If you take the lazy route and simply till them back into your raised beds, you will find yourself with thick weed growth. As you are also putting back the seeds in the weed plant back into the bed, especially with raised garden soil mix.

veggies grown with raised garden soil mix

How to Get Rid of Ants in Vegetable Garden

The variety of ants called leaf cutters can be very destructive to a flower or vegetable garden. As the name implies, leaf cutter ants cut off sections of plant leaves using their powerful jaws.

Because cutter ants live in large colonies, they can easily destroy your garden in a short time. Those who suffer from cutter ant infestations may wonder how to get rid of ants in vegetable garden.

There are several methods that you can use if you were concerned about getting rid of pesky ants in vegetable garden. You can use pesticides and sprays to poison the cutter ant population, or resort to organic methods such as using vinegar or mint.

Your choice of method in how to get rid of ants in vegetable garden is rather important, since your harvest could be duly affected by the use of chemicals. In this section, we discuss organic methods that show you how to get rid of ants in vegetables garden.

Because leaf cutter ants consume plant leaves instead of human food morsels, using poisoned ant bait won’t really be effective. The key to getting rid of cutter ants in your vegetable garden is to demolish their hills and kill off most of the colony so that they would go off and move somewhere else.

You can destroy an ant hill by pouring boiling hot water all over it. Since ant colonies can go as deep as 6 to 8 feet down into the ground, you need to use enough boiling water to fully saturate an ant hill. Use about 4 gallons of hot water for each ant hill.
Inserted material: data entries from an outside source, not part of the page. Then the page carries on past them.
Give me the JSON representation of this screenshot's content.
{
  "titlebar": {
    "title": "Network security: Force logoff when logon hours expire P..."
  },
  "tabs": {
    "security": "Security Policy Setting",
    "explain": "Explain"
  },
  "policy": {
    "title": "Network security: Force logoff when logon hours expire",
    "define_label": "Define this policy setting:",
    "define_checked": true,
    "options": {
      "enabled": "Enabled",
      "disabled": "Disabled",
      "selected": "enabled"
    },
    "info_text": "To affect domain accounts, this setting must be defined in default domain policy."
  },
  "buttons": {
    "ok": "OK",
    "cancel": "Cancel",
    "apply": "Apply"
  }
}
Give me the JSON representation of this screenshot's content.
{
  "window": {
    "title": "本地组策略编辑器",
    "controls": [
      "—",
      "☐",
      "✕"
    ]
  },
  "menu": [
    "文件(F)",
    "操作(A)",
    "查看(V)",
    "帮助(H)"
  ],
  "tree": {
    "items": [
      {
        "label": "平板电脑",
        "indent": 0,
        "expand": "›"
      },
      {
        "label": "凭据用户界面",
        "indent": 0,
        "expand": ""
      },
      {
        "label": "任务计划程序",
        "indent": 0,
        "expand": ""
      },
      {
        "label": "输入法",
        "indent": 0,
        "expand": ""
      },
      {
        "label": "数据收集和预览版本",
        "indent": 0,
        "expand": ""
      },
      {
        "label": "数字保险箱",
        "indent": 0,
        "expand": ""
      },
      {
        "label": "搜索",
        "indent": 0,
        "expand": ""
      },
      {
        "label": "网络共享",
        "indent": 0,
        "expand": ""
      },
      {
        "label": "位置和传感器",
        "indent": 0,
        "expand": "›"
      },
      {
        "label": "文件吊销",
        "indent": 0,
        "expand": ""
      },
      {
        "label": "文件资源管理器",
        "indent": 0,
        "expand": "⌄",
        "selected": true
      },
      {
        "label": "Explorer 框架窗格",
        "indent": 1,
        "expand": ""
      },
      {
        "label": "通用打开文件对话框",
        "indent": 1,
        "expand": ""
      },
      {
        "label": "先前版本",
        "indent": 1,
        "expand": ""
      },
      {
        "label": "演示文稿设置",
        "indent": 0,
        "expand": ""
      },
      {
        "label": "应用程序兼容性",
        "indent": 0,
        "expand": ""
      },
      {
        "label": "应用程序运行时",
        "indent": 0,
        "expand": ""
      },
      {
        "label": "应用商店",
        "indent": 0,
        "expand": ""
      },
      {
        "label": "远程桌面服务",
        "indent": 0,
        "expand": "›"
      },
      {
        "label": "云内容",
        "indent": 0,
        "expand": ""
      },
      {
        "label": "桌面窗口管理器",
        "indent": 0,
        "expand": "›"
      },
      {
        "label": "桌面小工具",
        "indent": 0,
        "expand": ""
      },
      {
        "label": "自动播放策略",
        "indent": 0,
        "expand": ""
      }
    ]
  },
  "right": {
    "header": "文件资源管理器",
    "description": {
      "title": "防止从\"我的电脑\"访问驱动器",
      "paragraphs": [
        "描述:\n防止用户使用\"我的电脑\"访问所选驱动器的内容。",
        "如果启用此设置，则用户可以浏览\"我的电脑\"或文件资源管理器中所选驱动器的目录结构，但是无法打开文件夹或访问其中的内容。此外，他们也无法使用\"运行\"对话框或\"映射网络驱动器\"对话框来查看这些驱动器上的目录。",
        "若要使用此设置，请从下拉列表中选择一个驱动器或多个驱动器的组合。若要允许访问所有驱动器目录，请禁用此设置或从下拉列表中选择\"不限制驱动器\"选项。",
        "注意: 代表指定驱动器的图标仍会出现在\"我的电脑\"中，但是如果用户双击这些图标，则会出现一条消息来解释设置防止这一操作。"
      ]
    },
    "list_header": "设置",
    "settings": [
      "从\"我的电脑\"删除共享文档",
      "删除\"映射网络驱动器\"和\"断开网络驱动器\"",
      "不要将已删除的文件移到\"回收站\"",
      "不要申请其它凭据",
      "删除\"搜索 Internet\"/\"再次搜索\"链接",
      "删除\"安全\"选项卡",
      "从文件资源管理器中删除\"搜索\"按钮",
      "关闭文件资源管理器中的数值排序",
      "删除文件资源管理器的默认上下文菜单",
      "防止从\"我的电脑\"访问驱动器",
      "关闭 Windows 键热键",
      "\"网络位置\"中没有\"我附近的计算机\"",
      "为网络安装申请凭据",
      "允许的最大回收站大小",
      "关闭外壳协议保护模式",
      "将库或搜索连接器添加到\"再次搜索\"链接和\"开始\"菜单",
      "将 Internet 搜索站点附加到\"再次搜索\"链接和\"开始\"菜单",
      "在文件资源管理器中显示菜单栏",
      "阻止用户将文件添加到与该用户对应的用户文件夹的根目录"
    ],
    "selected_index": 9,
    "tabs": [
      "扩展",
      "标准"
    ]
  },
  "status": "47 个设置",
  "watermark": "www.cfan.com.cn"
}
Prepare an organic ant repellent by throwing in some orange peels in a blender and adding some water to make a thin liquid. Ants hate citrus, so soaking an ant mound with this orange peel liquid once or twice a day should get rid of any ants that still remain in the mound.

You can also use organic white vinegar for this purpose. Put some undiluted white vinegar in a spray bottle and soak all exposed surfaces.

Take some uncooked hot cereal grains or dried grits. Sprinkle these over the ant hill. As the ants grab and eat these, the uncooked grits will swell up inside their stomach and kill them. The results of this method could be observed in about 2 to 3 days.

You could also try planting some mint in your garden to discourage future infestations. While mint has a smell that appeals to humans, the distinct and pungent odor of mint drives ants away. Just make sure that you keep your mint plants well- trimmed, since it could easily overtake other plants in your garden.